Begun in November 2020, the project to increase the capacity of the key crossing under the main channel of one of the nation’s busiest ports has experienced “unforeseen cost and schedule impacts,” according to a VDOT statement. The project calls for augmenting the existing 7,500-foot-long submerged steel tunnels that carry Interstate 64 traffic with two new 45-foot diameter tunnels. tubes that will double the number of lanes from four to eight. The ten-mile project corridor connecting the cities of Hampton and Norfolk also includes 14,000 feet of new sea bridges, the replacement of more than two dozen existing bridge structures and lane additions.

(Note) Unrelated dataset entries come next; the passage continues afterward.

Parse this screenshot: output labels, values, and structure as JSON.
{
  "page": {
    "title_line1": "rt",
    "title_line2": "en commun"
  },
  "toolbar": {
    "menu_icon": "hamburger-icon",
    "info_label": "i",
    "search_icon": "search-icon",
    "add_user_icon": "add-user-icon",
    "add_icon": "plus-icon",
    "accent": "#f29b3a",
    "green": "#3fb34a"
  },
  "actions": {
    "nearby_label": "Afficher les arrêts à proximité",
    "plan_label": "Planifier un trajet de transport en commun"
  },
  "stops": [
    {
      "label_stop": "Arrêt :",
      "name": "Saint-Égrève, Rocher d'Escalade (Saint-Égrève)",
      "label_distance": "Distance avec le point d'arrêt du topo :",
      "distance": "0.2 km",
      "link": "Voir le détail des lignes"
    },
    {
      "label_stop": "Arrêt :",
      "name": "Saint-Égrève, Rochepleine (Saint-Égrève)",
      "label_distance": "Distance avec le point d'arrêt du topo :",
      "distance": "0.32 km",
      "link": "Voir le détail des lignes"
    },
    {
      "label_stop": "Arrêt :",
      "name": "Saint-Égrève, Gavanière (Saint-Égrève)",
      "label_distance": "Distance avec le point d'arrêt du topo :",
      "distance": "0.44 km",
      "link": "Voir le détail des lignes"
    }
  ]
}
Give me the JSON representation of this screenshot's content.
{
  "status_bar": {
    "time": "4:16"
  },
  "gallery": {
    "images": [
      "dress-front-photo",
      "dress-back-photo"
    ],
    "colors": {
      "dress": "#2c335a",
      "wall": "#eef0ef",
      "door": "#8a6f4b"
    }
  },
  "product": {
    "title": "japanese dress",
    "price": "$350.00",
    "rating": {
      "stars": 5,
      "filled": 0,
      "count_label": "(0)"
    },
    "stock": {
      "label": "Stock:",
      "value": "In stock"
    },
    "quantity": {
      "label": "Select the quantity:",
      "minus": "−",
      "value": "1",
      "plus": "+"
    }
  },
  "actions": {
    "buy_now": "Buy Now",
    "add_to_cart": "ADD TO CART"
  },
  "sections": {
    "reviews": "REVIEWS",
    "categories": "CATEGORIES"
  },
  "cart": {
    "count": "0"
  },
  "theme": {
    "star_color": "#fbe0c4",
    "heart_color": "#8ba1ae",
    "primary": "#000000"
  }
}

On March 28, the agency announced that it had revised its comprehensive agreement with the design and construction team of Hampton Roads Connector Partners (HRCP), a consortium that includes Dragados USA, VINCI Construction Grand Projets, Flatiron Constructors and Dodin Champion Bernard.
VDOT says resetting the milestone goals “will provide construction schedule certainty, improve contractor schedule accountability and reduce the potential for litigation,” while preserving the original budget. The new schedule includes a $90 million incentive for HRCP to achieve early completion by the end of September 2026. The project team will also be eligible to receive additional compensation for the increased cost of certain materials associated with construction of the tunnel VDOT will receive a credit if the final cost falls below the bid cost.
In addition to being VDOT’s largest freeway construction project, the effort also features the agency’s largest continuous concrete pour.
Over 30 hours over the weekend of November 17-19, 2023, the pouring of more than 5,400 cubic meters of concrete created the base slab for a cell in the receiving shaft of the North Island. There, TBM “Mary” will soon complete a journey started from the HRBT’s existing South Island in April 2023 to create the first of two new tubes. The machine will then be repositioned for a return trip to the South Island to drill the second tunnel.
According to Dewberry, who is part of the project team’s quality assurance team, approximately 180 cubic meters of concrete were poured per hour, with 33 concrete trucks completing several round trips and back from the concrete batch plant to the site. Three concrete pump trucks also took part in the pouring. Field tests included measurement of concrete temperature, slump and the amount of air present in the mix. Concrete test cylinders were also prepared for laboratory tests to verify that the concrete reaches the required strength.